A few weeks ago, the development department of Kiteris received the task of creating a web application that would allow end users to fill out a simple form reflecting a technical inspection report for the naval sector. The client wanted it to be implemented with Microsoft’s Low Code applications, which we are not experts in at Kiteris, but we do have specialised partners.
Taking advantage of our internal R&D initiatives regarding the use of AI tools, we decided to also carry out the project with a personalised development approach using GitHub Copilot for Vue.JS and .NET.
Therefore, the project was approached by a development team that used AI, “competing” against the estimated times by an external provider specialised in Low Code with Power Apps.
Without a doubt, our intuition told us that starting a development from scratch could result in a decrease in productivity compared to a Low Code solution, although this could be compensated for in the long term. Let’s take a brief look at the pros and cons each technology has:
Taking into account that it was a project with a simple UX/UI and basic CRUD functionality (Create, Read, Update, Delete) with image uploads and simple login, it seemed logical that the Low Code solution would have clear cost and time advantages despite needing external services from Power App for images and additional SharePoint experts in the team.

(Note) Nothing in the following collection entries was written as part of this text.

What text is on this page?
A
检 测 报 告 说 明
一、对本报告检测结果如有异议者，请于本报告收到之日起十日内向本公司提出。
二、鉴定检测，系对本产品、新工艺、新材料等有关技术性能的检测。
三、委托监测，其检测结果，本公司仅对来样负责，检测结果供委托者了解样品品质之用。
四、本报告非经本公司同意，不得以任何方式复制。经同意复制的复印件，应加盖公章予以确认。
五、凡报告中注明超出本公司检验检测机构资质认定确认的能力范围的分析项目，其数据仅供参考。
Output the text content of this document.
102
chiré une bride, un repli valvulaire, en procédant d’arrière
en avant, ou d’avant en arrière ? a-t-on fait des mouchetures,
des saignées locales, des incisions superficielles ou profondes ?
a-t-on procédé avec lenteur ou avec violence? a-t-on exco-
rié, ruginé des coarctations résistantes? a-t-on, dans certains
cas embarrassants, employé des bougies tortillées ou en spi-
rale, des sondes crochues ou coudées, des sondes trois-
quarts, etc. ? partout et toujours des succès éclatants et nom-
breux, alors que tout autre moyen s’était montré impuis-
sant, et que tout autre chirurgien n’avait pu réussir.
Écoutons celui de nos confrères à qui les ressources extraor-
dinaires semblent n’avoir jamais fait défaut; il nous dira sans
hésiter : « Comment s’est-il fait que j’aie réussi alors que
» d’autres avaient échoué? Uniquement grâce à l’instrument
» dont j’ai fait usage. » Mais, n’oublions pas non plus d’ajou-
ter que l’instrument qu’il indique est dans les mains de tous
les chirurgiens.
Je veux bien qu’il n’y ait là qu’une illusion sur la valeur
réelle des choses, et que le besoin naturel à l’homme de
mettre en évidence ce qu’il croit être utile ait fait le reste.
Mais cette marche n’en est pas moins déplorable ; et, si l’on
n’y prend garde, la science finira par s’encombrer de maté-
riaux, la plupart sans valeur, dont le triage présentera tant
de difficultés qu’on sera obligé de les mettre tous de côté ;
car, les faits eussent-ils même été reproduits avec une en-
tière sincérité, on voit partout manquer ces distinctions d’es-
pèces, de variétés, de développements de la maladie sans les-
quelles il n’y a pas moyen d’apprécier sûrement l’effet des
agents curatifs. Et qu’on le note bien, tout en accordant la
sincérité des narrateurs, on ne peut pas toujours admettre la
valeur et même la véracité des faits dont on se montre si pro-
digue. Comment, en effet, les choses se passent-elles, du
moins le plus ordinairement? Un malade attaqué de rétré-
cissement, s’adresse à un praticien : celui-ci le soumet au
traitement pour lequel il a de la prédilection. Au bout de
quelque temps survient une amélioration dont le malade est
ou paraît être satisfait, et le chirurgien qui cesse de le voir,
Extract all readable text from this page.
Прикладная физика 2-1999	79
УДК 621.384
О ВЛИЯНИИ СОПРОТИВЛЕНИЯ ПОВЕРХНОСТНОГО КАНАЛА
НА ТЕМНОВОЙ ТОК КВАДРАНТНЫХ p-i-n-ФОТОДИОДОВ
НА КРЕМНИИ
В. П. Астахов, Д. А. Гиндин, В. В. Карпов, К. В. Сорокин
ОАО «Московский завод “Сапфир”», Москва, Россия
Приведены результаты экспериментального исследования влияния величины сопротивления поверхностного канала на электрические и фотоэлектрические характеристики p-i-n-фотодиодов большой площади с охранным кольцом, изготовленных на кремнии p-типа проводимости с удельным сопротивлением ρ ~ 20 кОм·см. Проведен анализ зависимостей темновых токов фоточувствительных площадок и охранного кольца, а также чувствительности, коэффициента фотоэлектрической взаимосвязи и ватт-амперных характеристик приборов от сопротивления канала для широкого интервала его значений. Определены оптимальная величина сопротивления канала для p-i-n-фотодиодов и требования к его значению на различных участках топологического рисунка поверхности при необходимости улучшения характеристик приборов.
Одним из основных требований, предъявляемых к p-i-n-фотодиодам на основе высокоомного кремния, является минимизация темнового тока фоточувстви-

This is where we decided to assess the real possibilities of AI in the current state.
As an AI-assisted development tool, we opted for the one that is currently more established and advanced: Github Copilot.
We started our development with AI.
How was our experience with Github Copilot?
Honestly, it couldn’t have been more satisfying. The development team, intentionally formed by junior developers assisted only by a senior to assess the presumably most unfavourable scenario, completed the application in record time, similar to the estimate one provided by our partner to do it using low code.
One of the few drawbacks of using an AI-assisted tool is that the quality and outcome of the delivered code depend on the quality of the received prompt instructions. But, as I mentioned earlier, it was a simple CRUD solution, so there was no room for misunderstandings and detailed to exhaustion instructions were not necessary. Simply starting to briefly describe the method to be performed already gave a similar result to what a well-experienced developer in the technology in question would.
Introducing a text indicating that an API method is desired, which can receive an image and save it to an SFTP address magically produced a method that included all necessary libraries, in addition to adding their corresponding packages.
The code fulfilled its purpose and did so correctly. Obviously, it was requested to make the corresponding modifications to replace the username and password values in their corresponding configuration file instead of directly in the code. And if necessary, it could have been asked to further improve security by instructing it to use a Key Vault service from the Cloud provider. The possibilities for modification, such as resizing the image, are endless and are just seconds away from describing the change to Copilot.
The development was so rapid and accurate that unsolicited improvements were made to check its capabilities beyond basic functionality.
At this stage of the proceeding, tests were conducted comparing it with the common ChatGPT assistant. At this point, we observed that in some cases ChatGPT provided interesting solutions beyond creating a method, but its “obsolete” knowledge meant that its code constantly had to be reviewed for using deprecated libraries and methods.
But, once again, having the Github Copilot extension integrated into Visual Studio makes this not a problem because its ability to detect obsolete code and adapt it to the latest updates makes using code generated by external tools also a valid contribution.
Conclusions
Upon completing the required development and going beyond, we were able to conclude that:
In scenarios where the use of a Low Code solution is valid (basic functionality and/or with few or no adaptations or customisations), classical development supported by AI can also be valid.
We believe that in projects similar to the one discussed in this document (CRUD), the differences in the required implementation time are clearly shortened between classical development and low-code, becoming similar.
What is more, the virtues of classical development (total control, customisation possibilities, ability to create a scalable product) are preserved while significantly reducing its scarcities.
In the case of CRUD application development, the decision to opt for a low-code environment or a classical development environment with AI depends on many economic, strategic, and organisational factors of the company, with one of the most relevant being the development team maintaining the software, as they have all the functional and business knowledge of the company.
What is clear is that implementation time is no longer a difference in favor of low-code.